Lions Club Roma Augustus

Il Club Augustus visita il sito archeologico di Tarquinia

 News in pillole
Il Club Augustus visita il sito archeologico di Tarquinia
novembre 23
16:51 2016

Domenica 9 ottobre 2016

Nell’ambito del progetto Amicitia, il nostro Club ha visitato alcuni luoghi che fanno parte del patrimonio  artistico ed archeologico di Tarquinia.

Grazie all’intervento organizzativo del nostro socio Giuseppe Gugliuzza, noi partecipanti tutti abbiamo avuto il privilegio di visitare, in esclusiva, sia il Museo diocesano che le tombe, sotto la sapiente e competente guida della dr.ssa Lorella Maneschi.
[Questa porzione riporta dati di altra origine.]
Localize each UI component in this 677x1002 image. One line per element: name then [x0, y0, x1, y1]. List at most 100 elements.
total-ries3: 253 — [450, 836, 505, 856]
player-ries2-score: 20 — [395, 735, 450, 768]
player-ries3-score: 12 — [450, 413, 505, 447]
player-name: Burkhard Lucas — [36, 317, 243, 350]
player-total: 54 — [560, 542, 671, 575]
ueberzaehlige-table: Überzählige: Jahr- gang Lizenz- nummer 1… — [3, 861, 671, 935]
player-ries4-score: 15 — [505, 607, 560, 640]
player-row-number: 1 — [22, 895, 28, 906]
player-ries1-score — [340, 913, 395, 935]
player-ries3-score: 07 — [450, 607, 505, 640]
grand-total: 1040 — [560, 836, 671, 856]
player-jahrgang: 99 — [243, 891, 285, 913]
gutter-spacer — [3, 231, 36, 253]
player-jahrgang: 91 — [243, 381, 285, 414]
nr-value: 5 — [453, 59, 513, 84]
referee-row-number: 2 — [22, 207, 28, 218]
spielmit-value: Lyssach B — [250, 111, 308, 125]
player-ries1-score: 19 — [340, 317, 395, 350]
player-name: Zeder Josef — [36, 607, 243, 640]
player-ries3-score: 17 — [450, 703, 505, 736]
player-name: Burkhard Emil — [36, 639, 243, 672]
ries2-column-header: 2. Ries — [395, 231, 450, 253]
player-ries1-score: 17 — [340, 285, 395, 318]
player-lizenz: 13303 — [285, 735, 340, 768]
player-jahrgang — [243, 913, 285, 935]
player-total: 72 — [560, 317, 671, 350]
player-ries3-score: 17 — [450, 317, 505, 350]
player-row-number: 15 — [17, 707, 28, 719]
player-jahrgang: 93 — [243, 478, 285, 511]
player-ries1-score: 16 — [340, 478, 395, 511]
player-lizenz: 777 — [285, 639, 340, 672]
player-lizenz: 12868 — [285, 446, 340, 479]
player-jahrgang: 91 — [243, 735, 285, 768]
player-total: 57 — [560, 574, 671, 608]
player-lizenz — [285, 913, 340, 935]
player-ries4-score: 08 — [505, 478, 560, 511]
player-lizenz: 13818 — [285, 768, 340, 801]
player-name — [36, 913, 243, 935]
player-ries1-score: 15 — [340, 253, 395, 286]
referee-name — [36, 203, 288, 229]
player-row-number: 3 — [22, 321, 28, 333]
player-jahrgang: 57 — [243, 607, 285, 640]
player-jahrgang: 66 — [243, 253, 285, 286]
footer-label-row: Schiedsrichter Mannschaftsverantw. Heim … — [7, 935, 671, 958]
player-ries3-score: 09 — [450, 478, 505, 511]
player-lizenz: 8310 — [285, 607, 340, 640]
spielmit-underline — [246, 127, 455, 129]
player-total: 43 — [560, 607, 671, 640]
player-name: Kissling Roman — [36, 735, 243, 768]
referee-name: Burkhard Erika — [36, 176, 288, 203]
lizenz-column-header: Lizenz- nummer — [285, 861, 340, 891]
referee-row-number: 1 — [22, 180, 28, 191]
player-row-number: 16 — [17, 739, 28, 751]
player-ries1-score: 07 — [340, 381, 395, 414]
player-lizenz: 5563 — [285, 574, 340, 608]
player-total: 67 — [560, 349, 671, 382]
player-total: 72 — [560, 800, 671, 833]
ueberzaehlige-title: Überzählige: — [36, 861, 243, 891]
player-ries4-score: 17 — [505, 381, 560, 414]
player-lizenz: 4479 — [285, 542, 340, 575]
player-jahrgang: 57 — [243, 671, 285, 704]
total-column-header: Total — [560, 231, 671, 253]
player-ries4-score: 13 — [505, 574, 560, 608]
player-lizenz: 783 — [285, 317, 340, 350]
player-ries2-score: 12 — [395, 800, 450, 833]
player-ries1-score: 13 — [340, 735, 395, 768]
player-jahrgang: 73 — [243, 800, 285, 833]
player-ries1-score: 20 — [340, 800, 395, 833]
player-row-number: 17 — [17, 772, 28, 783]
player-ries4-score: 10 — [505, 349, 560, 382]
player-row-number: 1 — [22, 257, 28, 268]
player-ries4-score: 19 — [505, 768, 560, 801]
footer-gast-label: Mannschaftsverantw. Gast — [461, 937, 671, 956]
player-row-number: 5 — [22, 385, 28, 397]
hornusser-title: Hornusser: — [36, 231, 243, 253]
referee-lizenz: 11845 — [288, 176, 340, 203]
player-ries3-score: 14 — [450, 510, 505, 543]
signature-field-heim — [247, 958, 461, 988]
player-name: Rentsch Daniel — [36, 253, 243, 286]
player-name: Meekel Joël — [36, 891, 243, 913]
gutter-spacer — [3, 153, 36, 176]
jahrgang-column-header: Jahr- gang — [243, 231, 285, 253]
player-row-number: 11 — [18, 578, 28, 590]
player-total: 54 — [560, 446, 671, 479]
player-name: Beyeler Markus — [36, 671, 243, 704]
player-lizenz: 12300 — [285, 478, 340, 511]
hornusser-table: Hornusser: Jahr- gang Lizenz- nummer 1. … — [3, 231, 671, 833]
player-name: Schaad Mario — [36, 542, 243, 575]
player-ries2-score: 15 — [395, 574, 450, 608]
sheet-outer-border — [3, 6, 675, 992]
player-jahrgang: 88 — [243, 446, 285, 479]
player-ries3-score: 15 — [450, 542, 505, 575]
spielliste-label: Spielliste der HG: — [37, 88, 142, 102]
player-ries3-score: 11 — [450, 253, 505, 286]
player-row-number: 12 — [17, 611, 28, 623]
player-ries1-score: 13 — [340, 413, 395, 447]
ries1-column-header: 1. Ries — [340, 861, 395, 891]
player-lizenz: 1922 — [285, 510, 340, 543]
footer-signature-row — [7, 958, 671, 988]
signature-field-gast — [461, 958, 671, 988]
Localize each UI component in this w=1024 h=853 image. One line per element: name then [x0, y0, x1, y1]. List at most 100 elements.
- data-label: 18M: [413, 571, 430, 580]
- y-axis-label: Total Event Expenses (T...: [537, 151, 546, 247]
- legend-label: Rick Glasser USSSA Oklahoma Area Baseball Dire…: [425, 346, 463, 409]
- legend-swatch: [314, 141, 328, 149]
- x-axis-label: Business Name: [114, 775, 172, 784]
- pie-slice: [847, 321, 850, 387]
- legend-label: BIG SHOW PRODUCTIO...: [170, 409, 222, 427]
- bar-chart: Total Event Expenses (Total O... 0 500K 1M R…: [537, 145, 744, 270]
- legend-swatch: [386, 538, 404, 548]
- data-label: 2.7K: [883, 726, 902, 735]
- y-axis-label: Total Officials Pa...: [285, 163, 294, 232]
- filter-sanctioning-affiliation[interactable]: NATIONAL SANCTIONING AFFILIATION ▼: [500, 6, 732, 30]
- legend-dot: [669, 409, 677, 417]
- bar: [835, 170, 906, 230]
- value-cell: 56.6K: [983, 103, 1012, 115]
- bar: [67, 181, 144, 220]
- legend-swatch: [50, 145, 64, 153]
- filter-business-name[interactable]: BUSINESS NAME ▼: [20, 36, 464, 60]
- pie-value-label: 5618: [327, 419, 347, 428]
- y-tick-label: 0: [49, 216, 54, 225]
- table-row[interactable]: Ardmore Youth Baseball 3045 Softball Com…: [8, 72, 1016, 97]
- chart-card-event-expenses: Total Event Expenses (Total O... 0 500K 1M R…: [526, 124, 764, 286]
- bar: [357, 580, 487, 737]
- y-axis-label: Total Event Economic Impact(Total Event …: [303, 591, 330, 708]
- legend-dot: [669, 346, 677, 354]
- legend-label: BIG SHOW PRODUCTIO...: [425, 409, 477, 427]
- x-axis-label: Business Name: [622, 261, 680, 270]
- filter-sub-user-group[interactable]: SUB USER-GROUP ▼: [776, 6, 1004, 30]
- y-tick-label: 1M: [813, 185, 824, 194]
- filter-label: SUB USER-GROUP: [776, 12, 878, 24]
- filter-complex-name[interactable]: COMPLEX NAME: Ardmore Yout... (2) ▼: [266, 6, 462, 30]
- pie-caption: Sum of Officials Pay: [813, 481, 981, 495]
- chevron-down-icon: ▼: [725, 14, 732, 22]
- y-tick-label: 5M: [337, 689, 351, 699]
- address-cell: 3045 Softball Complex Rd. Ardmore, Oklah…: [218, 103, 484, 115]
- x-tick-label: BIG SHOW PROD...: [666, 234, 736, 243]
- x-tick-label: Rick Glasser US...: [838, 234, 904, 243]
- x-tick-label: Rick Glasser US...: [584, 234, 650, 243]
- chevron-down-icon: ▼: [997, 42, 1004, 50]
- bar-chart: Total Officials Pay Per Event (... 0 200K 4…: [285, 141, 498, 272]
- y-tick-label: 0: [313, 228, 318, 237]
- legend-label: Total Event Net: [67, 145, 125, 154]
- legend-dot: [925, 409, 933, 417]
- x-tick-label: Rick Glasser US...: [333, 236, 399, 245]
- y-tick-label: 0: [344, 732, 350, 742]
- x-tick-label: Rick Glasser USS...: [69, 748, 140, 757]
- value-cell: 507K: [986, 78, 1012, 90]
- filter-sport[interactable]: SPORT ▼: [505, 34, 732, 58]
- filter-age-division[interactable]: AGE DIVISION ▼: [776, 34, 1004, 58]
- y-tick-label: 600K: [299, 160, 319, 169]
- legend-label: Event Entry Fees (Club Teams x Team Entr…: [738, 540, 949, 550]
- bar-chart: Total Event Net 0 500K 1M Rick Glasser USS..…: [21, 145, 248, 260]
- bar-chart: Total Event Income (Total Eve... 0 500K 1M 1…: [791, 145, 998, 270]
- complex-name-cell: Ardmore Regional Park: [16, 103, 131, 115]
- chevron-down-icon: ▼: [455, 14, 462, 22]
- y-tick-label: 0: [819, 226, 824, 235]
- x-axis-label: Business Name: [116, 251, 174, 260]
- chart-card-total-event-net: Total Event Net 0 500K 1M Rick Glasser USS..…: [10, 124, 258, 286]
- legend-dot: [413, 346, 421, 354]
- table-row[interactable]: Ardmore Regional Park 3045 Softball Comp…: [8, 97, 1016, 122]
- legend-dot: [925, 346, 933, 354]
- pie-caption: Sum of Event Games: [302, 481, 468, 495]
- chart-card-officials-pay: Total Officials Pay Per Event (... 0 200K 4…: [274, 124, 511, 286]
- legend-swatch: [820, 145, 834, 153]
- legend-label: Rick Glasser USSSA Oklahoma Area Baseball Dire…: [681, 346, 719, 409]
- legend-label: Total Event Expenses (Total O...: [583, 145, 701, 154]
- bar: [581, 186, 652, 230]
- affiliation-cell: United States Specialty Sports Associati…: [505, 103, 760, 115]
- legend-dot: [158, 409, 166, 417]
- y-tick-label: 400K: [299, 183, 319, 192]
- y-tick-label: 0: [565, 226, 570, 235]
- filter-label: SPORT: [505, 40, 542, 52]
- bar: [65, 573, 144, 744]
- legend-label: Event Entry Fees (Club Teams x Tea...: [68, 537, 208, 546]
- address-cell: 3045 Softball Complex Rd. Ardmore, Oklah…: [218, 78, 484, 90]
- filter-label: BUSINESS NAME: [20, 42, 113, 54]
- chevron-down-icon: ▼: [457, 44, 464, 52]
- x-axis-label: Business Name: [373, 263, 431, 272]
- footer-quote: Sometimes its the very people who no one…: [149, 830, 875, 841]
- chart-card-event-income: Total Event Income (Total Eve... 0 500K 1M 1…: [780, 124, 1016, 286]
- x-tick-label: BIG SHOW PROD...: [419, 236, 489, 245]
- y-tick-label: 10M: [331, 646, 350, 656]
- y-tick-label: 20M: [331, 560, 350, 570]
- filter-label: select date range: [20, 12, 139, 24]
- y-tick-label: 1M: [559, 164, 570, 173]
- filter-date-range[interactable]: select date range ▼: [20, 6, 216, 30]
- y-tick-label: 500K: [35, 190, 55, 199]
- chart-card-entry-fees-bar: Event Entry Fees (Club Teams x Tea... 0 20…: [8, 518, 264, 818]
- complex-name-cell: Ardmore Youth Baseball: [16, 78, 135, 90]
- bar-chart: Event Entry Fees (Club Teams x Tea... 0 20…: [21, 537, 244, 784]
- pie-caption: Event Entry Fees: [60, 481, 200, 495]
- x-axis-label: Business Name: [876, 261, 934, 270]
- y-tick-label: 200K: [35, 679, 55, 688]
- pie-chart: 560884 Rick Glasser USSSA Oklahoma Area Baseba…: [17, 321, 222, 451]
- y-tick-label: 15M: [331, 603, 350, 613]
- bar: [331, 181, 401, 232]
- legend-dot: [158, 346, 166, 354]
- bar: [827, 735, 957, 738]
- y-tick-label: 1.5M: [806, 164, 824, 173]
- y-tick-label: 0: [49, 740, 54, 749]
Il museo diocesano  Carlo Chenis prende il nome dal monsignore vescovo dal 2006 al 2010 della diocesi di Civitavecchia-Tarquinia, che ha fortemente portato avanti il progetto del Museo, poi a lui dedicato.

Le tombe degli Scudi e dell’Orco, situate nel cimitero Nuovo, furono rinvenute nel 1868/70.

La tomba degli Scudi è una delle più grandi e presenta numerose iscrizioni dipinte, riferibili principalmente alla famiglia Velchea, proprietaria del sepolcro. La tomba dell’Orco è composta da due grandi camere. Nella prima, quella più antica, è rappresentata una scena di banchetto di cui si conservano solo poche tracce, tra cui la figura di una delle commensali  conosciuta come la fanciulla Velcha. La seconda presenta eventi tratti dalla mitologia greca.

L’occasione è stata anche di  amichevole e conviviale  incontro con  i Lions del club di Tarquinia, ove si sono esplorate nuove possibilità di collaborazione. Vi hanno partecipato, tra gli altri, il past governatore Giovanni Paolo Coppola, la presidente del LC Roma Augustus Antonella Mancaniello, il Presidente del LC Tarquinia Piero Nardi e alcuni  officer e soci dei due club .

Al termine delle visite è seguito un allegro quanto gustoso pranzo al ristorante “La Gracevola” di Tarquinia Lido.

Alla fine del pranzo si è svolto il consiglio direttivo, con interesse focalizzato sulle prossime attività del Club e la organizzazione della lotteria per finanziare i progetti della Fondazione Internazionale, con particolare riferimento al terremoto del centro Italia.